Logement : des approches diamétralement opposées
Dans le dernier segment du débat, celui sur le logement, c’est la candidate de Projet Montréal qui a été placée sur la défensive.
Emilie Thuillier a réitéré l’importance du Règlement pour une métropole mixte, dit le règlement 20-20-20, qui vise à assurer une plus grande place au logement social, au logement familial et au logement abordable dans les projets de développement immobilier à Montréal.
« Il y a une grande différence entre les logements sociaux et les logements abordables », a fait valoir Kassandre Chéry Théodat.
La candidate de Mouvement Montréal a insisté pour dire que le logement social « est ce qui manque dans le quartier ».
Chantal Huot a pour sa part attaqué Projet Montréal en affirmant que le bilan de l’administration sortante était inférieur à celui de Denis Coderre en matière de construction de logements sociaux. [NDLR : la véracité de cette assertion est disputée, car le nombre d’unités livrées dans le cadre de projets réalisés sous l’administration Coderre est inférieure au nombre d’unités complétées sous l’administration Plante, selon une enquête du Devoir.]
Emilie Thuillier a contre-attaqué en soulignant qu’Ensemble Montréal semblait remettre en question le taux d’inclusion de 50 % de logement social et communautaire prévu dans le développement du futur éco-quartier Louvain Est.
« On pense qu’il manque de mixité dans le projet qui est proposé. Nous on veut plus de mixité alors on va regarder à nouveau si on prend le pouvoir le 7 novembre », a répondu Chantal Huot sans s’avancer sur le pourcentage d’inclusion que son administration inclurait dans le projet.
Kassandre Chéry Théodat, qui avait elle-même a émis des réserves sur la mixité dans le projet Louvain Est, a précisé que l’inclusion de logements sociaux et communautaires sur ce site était une « priorité » pour elle.
Elle est d’ailleurs revenue à la charge contre la candidate d’Ensemble Montréal, l’accusant de faire « la sourde oreille » face aux besoins des ménages à faible revenu de l’arrondissement.

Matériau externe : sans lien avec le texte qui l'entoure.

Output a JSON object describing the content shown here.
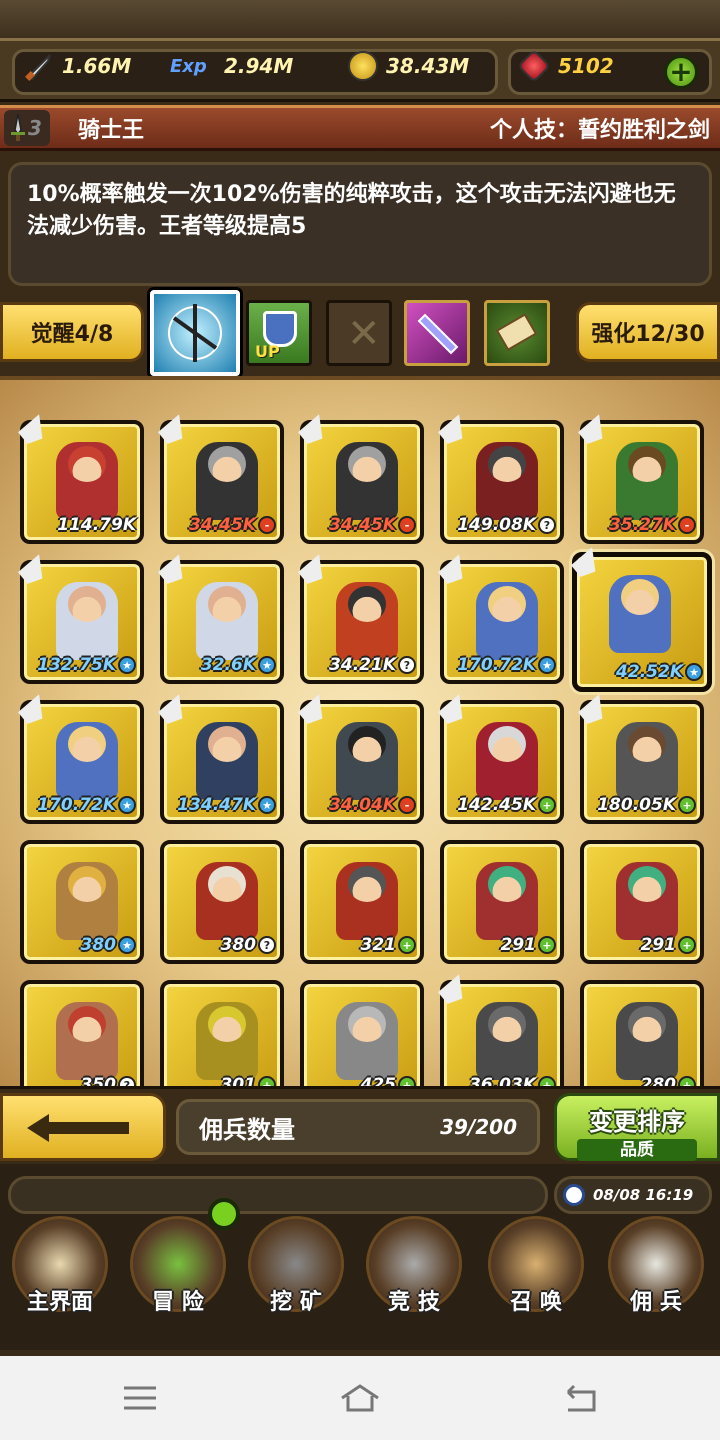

Chantal Huot a défendu la position de son parti qui propose de doper l’offre pour faire baisser les prix des loyers.
« Les logements sociaux ça reste important pour notre parti », a assuré la candidate d’Ensemble Montréal.
Le débat continue
Les trois candidates à la mairie doivent à nouveau croiser le fer lors d’une causerie organisée par la Société de développement commercial (SDC) du District central mardi soir.

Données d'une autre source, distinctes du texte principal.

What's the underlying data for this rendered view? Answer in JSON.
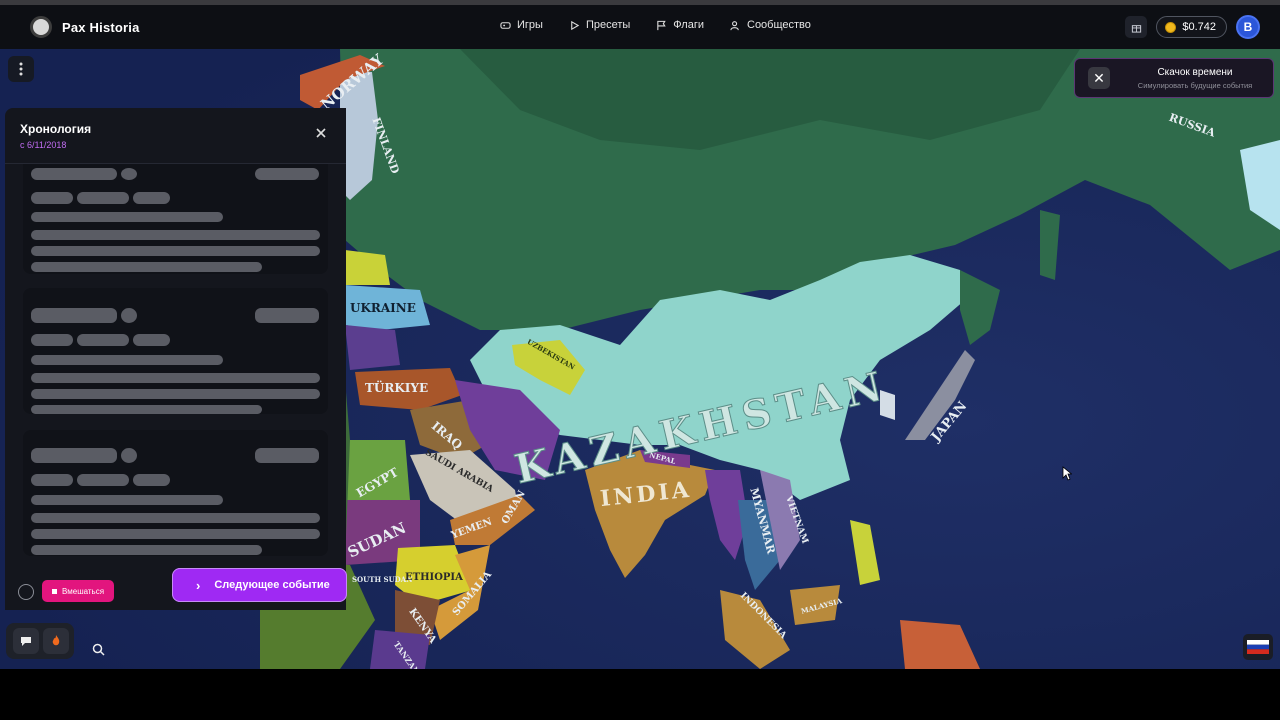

Le débat doit porter sur le développement économique du secteur, sur l’avenir du terrain Louvain Ouest, sur le développement d’une aire aménagée en vue de favoriser le transport en commun (transit-oriented development (TOD) autour des gares Ahuntsic et Chabanel et sur la connexion entre la future station Bois-Francs du REM et le District Central.